# Zollbestimmungen USA und kanada



## Seelachsfänger (22. November 2004)

moin,

mir ist eben gesagt worden, dass seit neustem nur noch 1 kg lachs aus der usa oder kanada mit nach deutschland importiert werden darf. kann dies jemand bestätigen?

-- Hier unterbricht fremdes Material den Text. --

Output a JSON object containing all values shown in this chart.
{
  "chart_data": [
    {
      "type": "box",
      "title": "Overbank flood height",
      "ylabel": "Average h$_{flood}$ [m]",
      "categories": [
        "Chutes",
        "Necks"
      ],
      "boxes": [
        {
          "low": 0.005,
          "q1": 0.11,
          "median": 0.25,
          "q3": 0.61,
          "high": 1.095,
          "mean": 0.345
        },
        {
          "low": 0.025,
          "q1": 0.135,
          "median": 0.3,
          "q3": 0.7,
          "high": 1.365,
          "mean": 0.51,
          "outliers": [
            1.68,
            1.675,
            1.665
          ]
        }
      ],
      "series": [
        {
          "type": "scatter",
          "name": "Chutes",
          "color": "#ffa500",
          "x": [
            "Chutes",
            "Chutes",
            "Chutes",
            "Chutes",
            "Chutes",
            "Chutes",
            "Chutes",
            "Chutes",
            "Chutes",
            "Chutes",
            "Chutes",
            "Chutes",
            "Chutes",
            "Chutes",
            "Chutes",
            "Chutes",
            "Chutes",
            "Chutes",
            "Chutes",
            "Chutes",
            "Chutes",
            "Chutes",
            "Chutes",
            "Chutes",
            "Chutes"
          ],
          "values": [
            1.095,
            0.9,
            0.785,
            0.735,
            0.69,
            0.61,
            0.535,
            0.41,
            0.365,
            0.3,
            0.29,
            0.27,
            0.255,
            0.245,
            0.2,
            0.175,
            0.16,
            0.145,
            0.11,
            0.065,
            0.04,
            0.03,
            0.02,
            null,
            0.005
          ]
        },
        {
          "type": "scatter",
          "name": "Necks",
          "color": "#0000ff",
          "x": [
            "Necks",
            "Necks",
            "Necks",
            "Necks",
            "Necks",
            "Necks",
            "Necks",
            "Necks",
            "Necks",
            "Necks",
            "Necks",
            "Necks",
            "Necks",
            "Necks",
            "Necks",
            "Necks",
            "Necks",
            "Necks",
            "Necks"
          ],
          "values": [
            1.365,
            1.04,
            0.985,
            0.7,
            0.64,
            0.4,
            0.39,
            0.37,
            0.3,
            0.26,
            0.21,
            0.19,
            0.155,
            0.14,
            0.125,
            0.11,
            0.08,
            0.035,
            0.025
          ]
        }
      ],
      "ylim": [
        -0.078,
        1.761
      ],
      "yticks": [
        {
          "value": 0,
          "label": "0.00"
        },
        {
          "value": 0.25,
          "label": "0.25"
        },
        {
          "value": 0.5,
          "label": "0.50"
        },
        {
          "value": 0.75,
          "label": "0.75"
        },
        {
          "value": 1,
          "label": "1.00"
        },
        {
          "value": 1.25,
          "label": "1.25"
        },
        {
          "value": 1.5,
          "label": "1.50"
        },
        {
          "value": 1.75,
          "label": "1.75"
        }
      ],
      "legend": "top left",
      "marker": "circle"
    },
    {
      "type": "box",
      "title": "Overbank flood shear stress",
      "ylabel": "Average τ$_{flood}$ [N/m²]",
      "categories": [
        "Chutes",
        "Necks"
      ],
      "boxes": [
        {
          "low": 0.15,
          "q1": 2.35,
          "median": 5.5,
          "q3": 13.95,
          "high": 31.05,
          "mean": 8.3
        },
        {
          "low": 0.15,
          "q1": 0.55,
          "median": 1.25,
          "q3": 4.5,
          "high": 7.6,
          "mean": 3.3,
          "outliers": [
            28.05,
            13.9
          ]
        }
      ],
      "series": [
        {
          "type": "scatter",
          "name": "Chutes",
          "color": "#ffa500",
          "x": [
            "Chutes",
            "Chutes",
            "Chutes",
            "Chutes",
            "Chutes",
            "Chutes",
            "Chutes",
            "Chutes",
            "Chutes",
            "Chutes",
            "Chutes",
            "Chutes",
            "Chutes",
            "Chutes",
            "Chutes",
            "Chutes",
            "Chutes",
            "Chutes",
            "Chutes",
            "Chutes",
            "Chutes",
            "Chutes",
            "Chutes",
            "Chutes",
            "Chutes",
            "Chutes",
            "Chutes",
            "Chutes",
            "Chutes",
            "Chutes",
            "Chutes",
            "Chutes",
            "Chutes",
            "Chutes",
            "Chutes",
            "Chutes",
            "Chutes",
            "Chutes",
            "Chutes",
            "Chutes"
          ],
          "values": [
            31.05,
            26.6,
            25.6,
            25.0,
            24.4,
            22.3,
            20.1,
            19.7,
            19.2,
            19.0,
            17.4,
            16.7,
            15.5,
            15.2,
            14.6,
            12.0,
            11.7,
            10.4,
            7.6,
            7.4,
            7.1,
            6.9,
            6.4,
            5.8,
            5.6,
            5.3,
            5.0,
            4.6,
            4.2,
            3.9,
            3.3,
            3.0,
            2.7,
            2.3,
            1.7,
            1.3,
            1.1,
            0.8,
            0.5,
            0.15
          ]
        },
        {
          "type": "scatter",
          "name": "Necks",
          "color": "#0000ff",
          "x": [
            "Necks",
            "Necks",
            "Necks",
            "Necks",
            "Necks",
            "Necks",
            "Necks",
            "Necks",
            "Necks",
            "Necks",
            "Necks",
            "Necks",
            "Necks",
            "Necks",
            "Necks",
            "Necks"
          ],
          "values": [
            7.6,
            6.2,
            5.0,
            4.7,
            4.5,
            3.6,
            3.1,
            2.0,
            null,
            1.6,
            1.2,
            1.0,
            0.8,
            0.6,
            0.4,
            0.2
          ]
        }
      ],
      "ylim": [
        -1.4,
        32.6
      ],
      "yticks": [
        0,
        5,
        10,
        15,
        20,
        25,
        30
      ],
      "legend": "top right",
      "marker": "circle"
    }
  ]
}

wär ja schon scheisse irgendwie


----------



## Reisender (22. November 2004)

*AW: Zollbestimmungen USA und kanada*

Hoffe lieber das es dir keiner bestätigt !!!!!#d #d #d


----------



## schlot (22. November 2004)

*AW: Zollbestimmungen USA und kanada*

hatten das Thema schon mal!
ist leider so wenn sie dich kontrollieren.
Wenn sie nicht kontrollieren hast du Glück gehabt!
Warten hier schon auf Lösungsvorschläge von den Lodges bzw. Reiseveranstaltern nach Alaska und Canada, um zumindest vielleicht 15 kg ohne Veterinärzeugniss einführen zu können!
Vielleicht kann ja jemand den Link posten wo wir das schon mal durchdiskutiert haben.


----------



## efish (23. November 2004)

*AW: Zollbestimmungen USA und kanada*

... hier wird der sachverhalt erklärt -> Einfuhr von Fisch in die EU 

ich hatte irgendwo auch eine Diskusion darüber gelesen, weiß aber nicht mehr wo!?

so long
efish


----------



## Sockeye (23. November 2004)

*AW: Zollbestimmungen USA und kanada*

Den Thread findest Du  Hier... 

1. Es entspricht der Wahrheit
2. Das gilt nicht nur für Lachs, sondern für alle selbsgefangenen Fische
3. Ausnahmegenehmigungen gibts nur für Russland und Norwegen
4. Eine Lösung / Alternative gibts noch keine...


----------



## Angelwebshop (23. November 2004)

*AW: Zollbestimmungen USA und kanada*

Also Jungs über Norwegen oder Russland einreisen, wenn es dort keine Beschränkungen gibt  :q  :q


----------